Connectivity concentrates in a handful of pages. On many sites, a small fraction of pages sit on a large share of all the paths through the graph. Remove those few pages and the site fragments into disconnected pieces. That concentration is a fragility: the whole site’s navigability depends on a few hubs, and if those hubs are thin or off-topic, everything downstream inherits the problem.
Why this matters for AI search
There are two ways automated systems consume a site, and the graph affects them differently.
Indexer crawlers (the bots behind search engines and AI training) often read the site’s XML sitemap, so they can reach pages even when the editorial link structure does not lead there. Agentic browsing, where a model follows links in real time to answer a specific question, is different. It does not pre-load a sitemap. It traverses what is editorially linked from wherever it lands. For that second mode, a page with no editorial path to it simply does not exist.

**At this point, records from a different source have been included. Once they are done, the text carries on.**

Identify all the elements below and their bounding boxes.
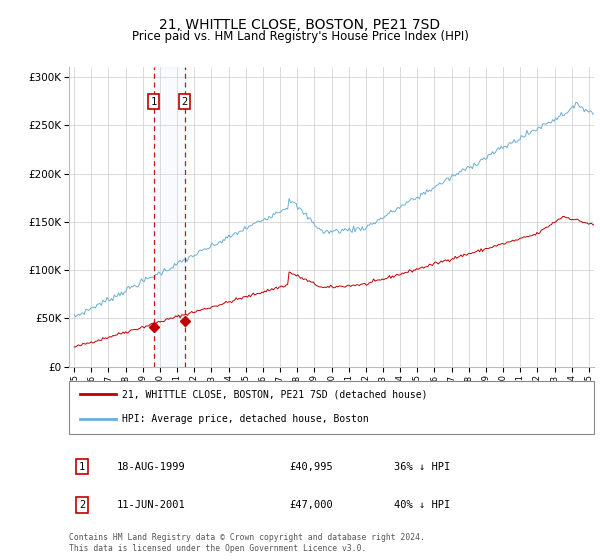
Text: 21, WHITTLE CLOSE, BOSTON, PE21 7SD: 21, WHITTLE CLOSE, BOSTON, PE21 7SD	[160, 18, 440, 32]
Text: Contains HM Land Registry data © Crown copyright and database right 2024.
This d: Contains HM Land Registry data © Crown c…	[69, 533, 425, 553]
Text: 2: 2	[79, 500, 85, 510]
Text: 2: 2	[182, 97, 188, 106]
Text: 1: 1	[79, 461, 85, 472]
Text: Price paid vs. HM Land Registry's House Price Index (HPI): Price paid vs. HM Land Registry's House …	[131, 30, 469, 43]
Text: £47,000: £47,000	[290, 500, 333, 510]
Text: £40,995: £40,995	[290, 461, 333, 472]
Text: 36% ↓ HPI: 36% ↓ HPI	[395, 461, 451, 472]
Text: 40% ↓ HPI: 40% ↓ HPI	[395, 500, 451, 510]
Text: HPI: Average price, detached house, Boston: HPI: Average price, detached house, Bost…	[121, 414, 368, 424]
FancyBboxPatch shape	[69, 381, 594, 434]
Text: 18-AUG-1999: 18-AUG-1999	[116, 461, 185, 472]
Text: 1: 1	[151, 97, 157, 106]
Bar	[154, 67, 185, 367]
Text: 21, WHITTLE CLOSE, BOSTON, PE21 7SD (detached house): 21, WHITTLE CLOSE, BOSTON, PE21 7SD (det…	[121, 389, 427, 399]
Text: 11-JUN-2001: 11-JUN-2001	[116, 500, 185, 510]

This is why structure is the signal. A site can be full of excellent content and still answer an AI agent’s question with whatever happens to sit on its few load-bearing pages. The fix is rarely more content. It is structural: rescue the orphans into their neighborhoods, close the dead-ends with links to related pages, and spread the connective load so the site does not hinge on a handful of hubs.
That structural work is exactly what a Digital MRI maps and what the rest of this series demonstrates. The episodes take that lens to a single site at a time; the industry reports aggregate it across a whole cohort. This note is just the method underneath all of it.
A note on method. The crawler respects site-level robots directives; disallowed pages are never fetched. We record both the global navigation and the in-content editorial links, then use whichever dataset fits each metric. For structural analysis, link targets that recur as site-wide navigation are identified per site, using a threshold adapted to each site rather than a fixed cutoff, and set aside so the structural graph reflects only in-content editorial links. Analysis uses standard network-science methods including PageRank, Louvain community detection, and betweenness centrality. All data represents publicly accessible page structure only. No content, metadata, or user data is collected or stored. This note describes our general method and does not reference any specific site or client.